By default, logs are stored in the `log` directory under the execution path. To specify a custom directory, set the environment variable `FD_LOG_DIR`.
## Inference Service Logs
* `backup_env.*.json` : Records environment variables set during instance startup. The number of files matches the number of GPU cards.
* `envlog.*` : Logs environment variables set during instance startup. The number of files matches the number of GPU cards.
* `console.log` : Records model startup time and other information. This log is also printed to the console.
* `data_processor.log` : Logs input/output data encoding and decoding details.
* `fastdeploy.log` : Records configuration information during instance startup, as well as request and response details during runtime.
* `workerlog.*` : Tracks model loading progress and inference operator errors.
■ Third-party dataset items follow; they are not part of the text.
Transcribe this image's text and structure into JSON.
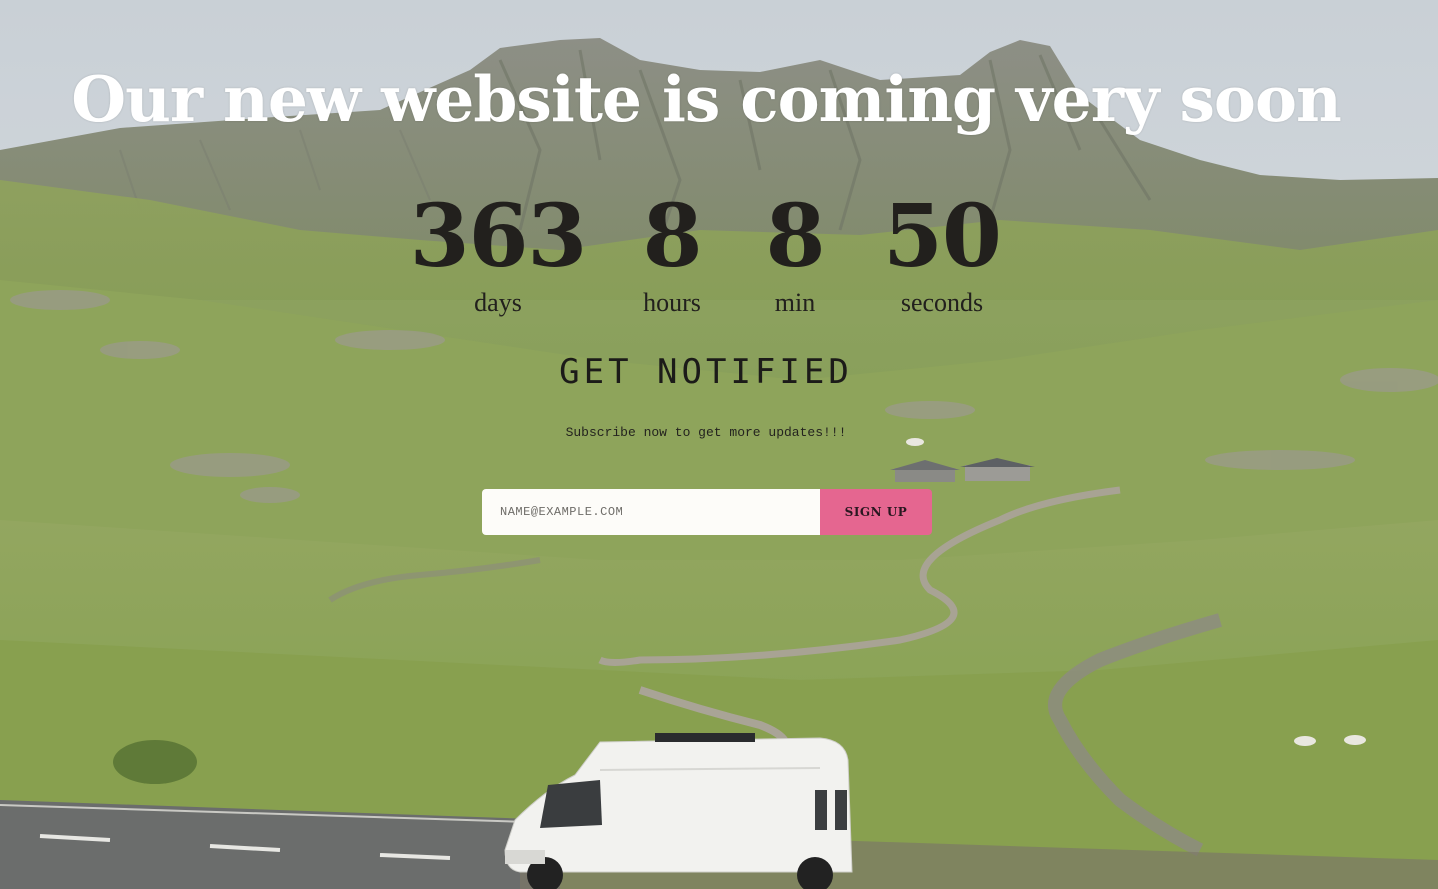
{
  "headline": "Our new website is coming very soon",
  "countdown": {
    "days": {
      "value": "363",
      "label": "days"
    },
    "hours": {
      "value": "8",
      "label": "hours"
    },
    "minutes": {
      "value": "8",
      "label": "min"
    },
    "seconds": {
      "value": "50",
      "label": "seconds"
    }
  },
  "notify": {
    "title": "GET NOTIFIED",
    "subtitle": "Subscribe now to get more updates!!!"
  },
  "form": {
    "email_placeholder": "NAME@EXAMPLE.COM",
    "email_value": "",
    "submit_label": "SIGN UP"
  },
  "colors": {
    "accent": "#e56690",
    "headline": "#ffffff",
    "text_dark": "#22201d",
    "input_bg": "#fdfcf9"
  }
}
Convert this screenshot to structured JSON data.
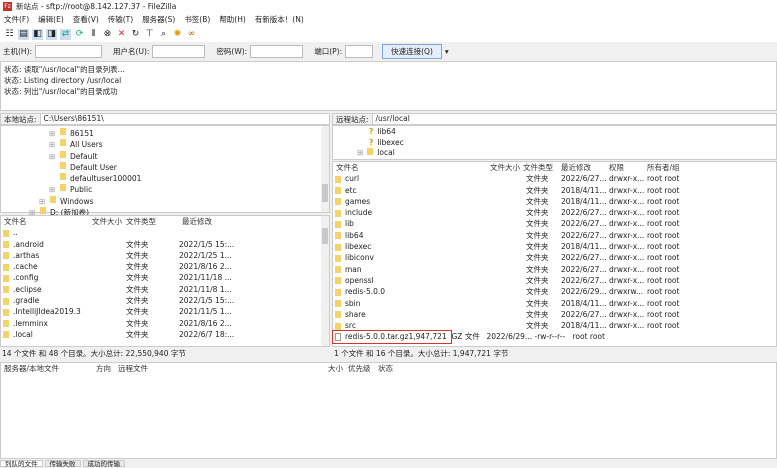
{
  "title": "新站点 - sftp://root@8.142.127.37 - FileZilla",
  "menu": [
    "文件(F)",
    "编辑(E)",
    "查看(V)",
    "传输(T)",
    "服务器(S)",
    "书签(B)",
    "帮助(H)",
    "有新版本！(N)"
  ],
  "quickconnect": {
    "host_label": "主机(H):",
    "user_label": "用户名(U):",
    "pass_label": "密码(W):",
    "port_label": "端口(P):",
    "connect_label": "快速连接(Q)"
  },
  "log": [
    "状态:  读取\"/usr/local\"的目录列表...",
    "状态:  Listing directory /usr/local",
    "状态:  列出\"/usr/local\"的目录成功"
  ],
  "local": {
    "label": "本地站点:",
    "path": "C:\\Users\\86151\\",
    "tree": [
      "86151",
      "All Users",
      "Default",
      "Default User",
      "defaultuser100001",
      "Public",
      "Windows",
      "D: (新加卷)"
    ],
    "headers": [
      "文件名",
      "文件大小",
      "文件类型",
      "最近修改"
    ],
    "files": [
      {
        "name": "..",
        "type": "",
        "date": ""
      },
      {
        "name": ".android",
        "type": "文件夹",
        "date": "2022/1/5 15:..."
      },
      {
        "name": ".arthas",
        "type": "文件夹",
        "date": "2022/1/25 1..."
      },
      {
        "name": ".cache",
        "type": "文件夹",
        "date": "2021/8/16 2..."
      },
      {
        "name": ".config",
        "type": "文件夹",
        "date": "2021/11/18 ..."
      },
      {
        "name": ".eclipse",
        "type": "文件夹",
        "date": "2021/11/8 1..."
      },
      {
        "name": ".gradle",
        "type": "文件夹",
        "date": "2022/1/5 15:..."
      },
      {
        "name": ".IntelliJIdea2019.3",
        "type": "文件夹",
        "date": "2021/11/5 1..."
      },
      {
        "name": ".lemminx",
        "type": "文件夹",
        "date": "2021/8/16 2..."
      },
      {
        "name": ".local",
        "type": "文件夹",
        "date": "2022/6/7 18:..."
      }
    ],
    "status": "14 个文件 和 48 个目录。大小总计: 22,550,940 字节"
  },
  "remote": {
    "label": "远程站点:",
    "path": "/usr/local",
    "tree": [
      "lib64",
      "libexec",
      "local"
    ],
    "headers": [
      "文件名",
      "文件大小",
      "文件类型",
      "最近修改",
      "权限",
      "所有者/组"
    ],
    "files": [
      {
        "name": "curl",
        "size": "",
        "type": "文件夹",
        "date": "2022/6/27...",
        "perm": "drwxr-x...",
        "owner": "root root"
      },
      {
        "name": "etc",
        "size": "",
        "type": "文件夹",
        "date": "2018/4/11...",
        "perm": "drwxr-x...",
        "owner": "root root"
      },
      {
        "name": "games",
        "size": "",
        "type": "文件夹",
        "date": "2018/4/11...",
        "perm": "drwxr-x...",
        "owner": "root root"
      },
      {
        "name": "include",
        "size": "",
        "type": "文件夹",
        "date": "2022/6/27...",
        "perm": "drwxr-x...",
        "owner": "root root"
      },
      {
        "name": "lib",
        "size": "",
        "type": "文件夹",
        "date": "2022/6/27...",
        "perm": "drwxr-x...",
        "owner": "root root"
      },
      {
        "name": "lib64",
        "size": "",
        "type": "文件夹",
        "date": "2022/6/27...",
        "perm": "drwxr-x...",
        "owner": "root root"
      },
      {
        "name": "libexec",
        "size": "",
        "type": "文件夹",
        "date": "2018/4/11...",
        "perm": "drwxr-x...",
        "owner": "root root"
      },
      {
        "name": "libiconv",
        "size": "",
        "type": "文件夹",
        "date": "2022/6/27...",
        "perm": "drwxr-x...",
        "owner": "root root"
      },
      {
        "name": "man",
        "size": "",
        "type": "文件夹",
        "date": "2022/6/27...",
        "perm": "drwxr-x...",
        "owner": "root root"
      },
      {
        "name": "openssl",
        "size": "",
        "type": "文件夹",
        "date": "2022/6/27...",
        "perm": "drwxr-x...",
        "owner": "root root"
      },
      {
        "name": "redis-5.0.0",
        "size": "",
        "type": "文件夹",
        "date": "2022/6/29...",
        "perm": "drwxrw...",
        "owner": "root root"
      },
      {
        "name": "sbin",
        "size": "",
        "type": "文件夹",
        "date": "2018/4/11...",
        "perm": "drwxr-x...",
        "owner": "root root"
      },
      {
        "name": "share",
        "size": "",
        "type": "文件夹",
        "date": "2022/6/27...",
        "perm": "drwxr-x...",
        "owner": "root root"
      },
      {
        "name": "src",
        "size": "",
        "type": "文件夹",
        "date": "2018/4/11...",
        "perm": "drwxr-x...",
        "owner": "root root"
      },
      {
        "name": "redis-5.0.0.tar.gz",
        "size": "1,947,721",
        "type": "GZ 文件",
        "date": "2022/6/29...",
        "perm": "-rw-r--r--",
        "owner": "root root",
        "file": true
      }
    ],
    "status": "1 个文件 和 16 个目录。大小总计: 1,947,721 字节"
  },
  "queue": {
    "headers": [
      "服务器/本地文件",
      "方向",
      "远程文件",
      "大小",
      "优先级",
      "状态"
    ],
    "tabs": [
      "列队的文件",
      "传输失败",
      "成功的传输"
    ]
  },
  "colors": {
    "highlight": "#d9342b",
    "folder": "#f5d36b"
  }
}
Each GPU card has a corresponding file.
* `worker_process.log` : Logs engine inference data for each iteration.
* `prefix_cache_manager.log` : Records KV Cache logical index allocation for each request and cache hit status.
* `launch_worker.log` : Logs model startup information and error messages.
* `gpu_worker.log` : Records KV Cache block count information during profiling.
* `gpu_model_runner.log` : Contains model details and loading time.
## Online Inference Client Logs
* `api_server.log` : Logs startup parameters and received request information.
## Scheduler Logs
* `scheduler.log` : Records scheduler information, including node status and request allocation details.
## Speculative Decoding Logs
* `speculate.log` : Contains speculative decoding-related information.
## Prefix Caching Logs
* `cache_queue_manager.log` : Logs startup parameters and received request information.
* `cache_transfer_manager.log` : Logs startup parameters and received request information.
* `launch_cache_manager.log` : Records cache transfer startup parameters and error messages.
## PD Disaggragation Logs
* `cache_messager.log` : Logs transmission protocols and messages used by the P instance.
* `splitwise_connector.log` : Records data received from P/D instances and connection establishment details.
## CudaGraph Logs
* `cudagraph_piecewise_backend.log` : Logs CudaGraph startup and error information.